Ich geb' Gas! - Ich will Spaß!

Ich habe das erste Mal 1995 auf dem SNES "Super Mario Kart" (1993 in Europa veröffentlicht) gespielt und das Rezept für Spaß ist bis heute geradezu unverändert: Greif Dir mindestens einen Mitspieler und wenn er besser fährt als Du, obwohl dem Spiel kein komplexes Fahrmodell zu Grunde liegt, dann baller ihm die Schildkrötenpanzer um die Ohren und leg Bananenschalen für ihn aus. Durch diesen Eingriff in die Spielmechanik bzw. typischen Rennablauf hat auch ein relativ schlechter Fahrer oder jemand mit geringerer Streckenkenntnis durchaus Chancen hin und wieder zu gewinnen.

Während man Siege, die erst in letzter Sekunde durch einen tragischen Unfall des Führenden möglich wurden, gegen Computergegner lediglich zur Kenntnis nimmt, kommt gegen menschliche Mitspieler Schadenfreude im Minutentakt auf. In dieser Kerndisziplin konnte auch "Mario Kart 8" nicht wirklich scheitern. In fast jeder anderen Hinsicht enttäuscht "Mario Kart 8" mich allerdings.

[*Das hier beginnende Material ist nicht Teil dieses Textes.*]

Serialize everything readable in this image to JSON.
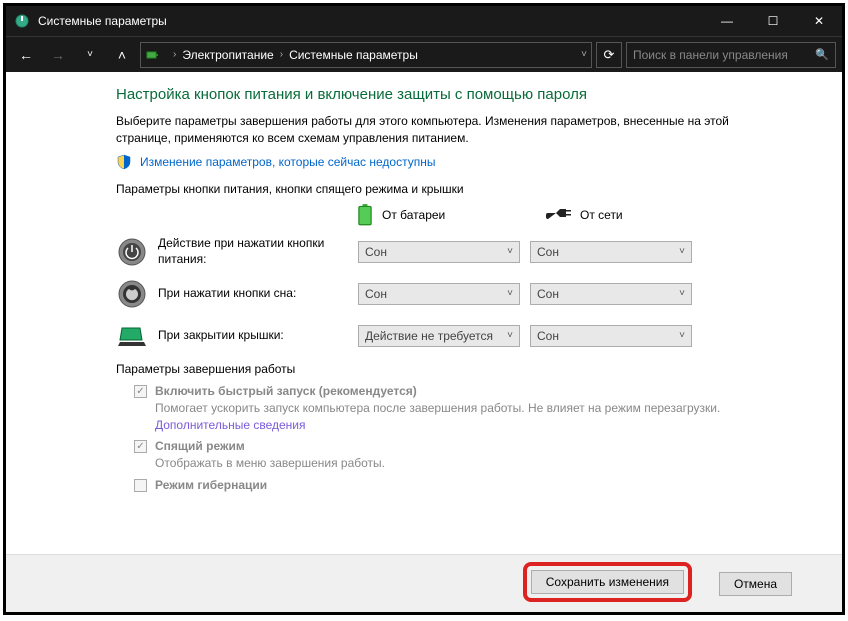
{
  "titlebar": {
    "title": "Системные параметры"
  },
  "winControls": {
    "min": "—",
    "max": "☐",
    "close": "✕"
  },
  "nav": {
    "back": "←",
    "fwd": "→",
    "up": "˄",
    "refresh": "⟳"
  },
  "breadcrumb": {
    "item1": "Электропитание",
    "item2": "Системные параметры"
  },
  "search": {
    "placeholder": "Поиск в панели управления"
  },
  "main": {
    "heading": "Настройка кнопок питания и включение защиты с помощью пароля",
    "desc": "Выберите параметры завершения работы для этого компьютера. Изменения параметров, внесенные на этой странице, применяются ко всем схемам управления питанием.",
    "linkUnavailable": "Изменение параметров, которые сейчас недоступны",
    "section1": "Параметры кнопки питания, кнопки спящего режима и крышки",
    "colBattery": "От батареи",
    "colAC": "От сети",
    "rowPower": "Действие при нажатии кнопки питания:",
    "rowSleep": "При нажатии кнопки сна:",
    "rowLid": "При закрытии крышки:",
    "valSleep": "Сон",
    "valNoAction": "Действие не требуется",
    "section2": "Параметры завершения работы",
    "chkFast": "Включить быстрый запуск (рекомендуется)",
    "descFast1": "Помогает ускорить запуск компьютера после завершения работы. Не влияет на режим перезагрузки. ",
    "descFastLink": "Дополнительные сведения",
    "chkSleep": "Спящий режим",
    "descSleep": "Отображать в меню завершения работы.",
    "chkHiber": "Режим гибернации"
  },
  "footer": {
    "save": "Сохранить изменения",
    "cancel": "Отмена"
  }
}
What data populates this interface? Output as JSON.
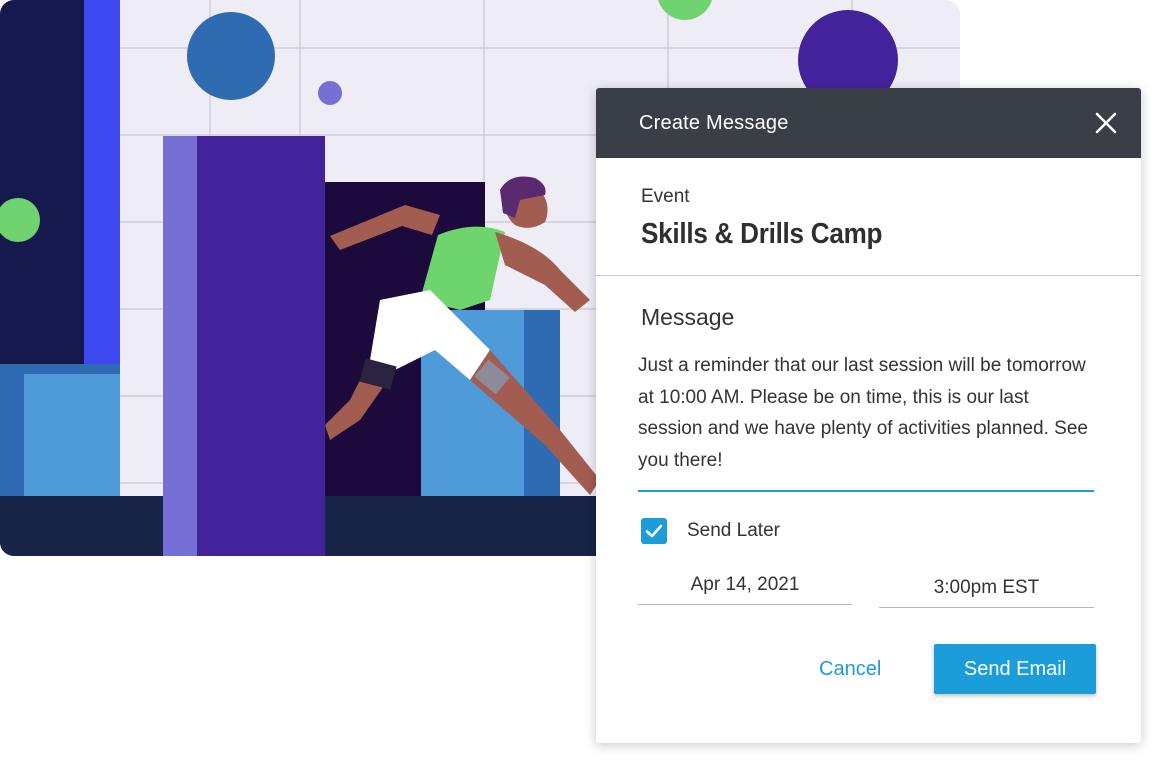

Brillen für alle, die 1.080p sehen!

Obwohl bei Nintendo das HD (720p) Zeitalter ja ohnehin erst Ende 2012 begonnen hatte, habe ich vor dem Release wiederholt gelesen, dass "Mario Kart 8" in 1.080p bei 60 FPS läuft. Ich bin davon ausgegangen, dass es technisch zumindest nicht unmöglich sein sollte, nunmehr 18 Monate nach der Markteinführung eine Full HD Grafik auf Grundlage der vorhandenen Hardware zu präsentieren, wenn sich Effekte und Polygone etwas im Rahmen halten sollten.

Selten lag ich so falsch. Was hier über den Bildschirm flimmert, hat zwar enorme Weitsicht, aber nie und nimmer eine höhere interne Auflösung als 720p - ja wenn nicht sogar noch weniger, denn das Bild auf dem Touchscreen des Controllers mit 480p sieht haargenau so aus wie das Bild auf meinem Fernseher. Besonders Streckenbegrenzungen mit harten Kontrasten wie Geländer schlagen einem derart riesige Treppen auf die Augen, dass man glaubt, man sieht gerade ein YouTube Video, bei dem sich aufgrund der Kompression Artefakte gebildet haben.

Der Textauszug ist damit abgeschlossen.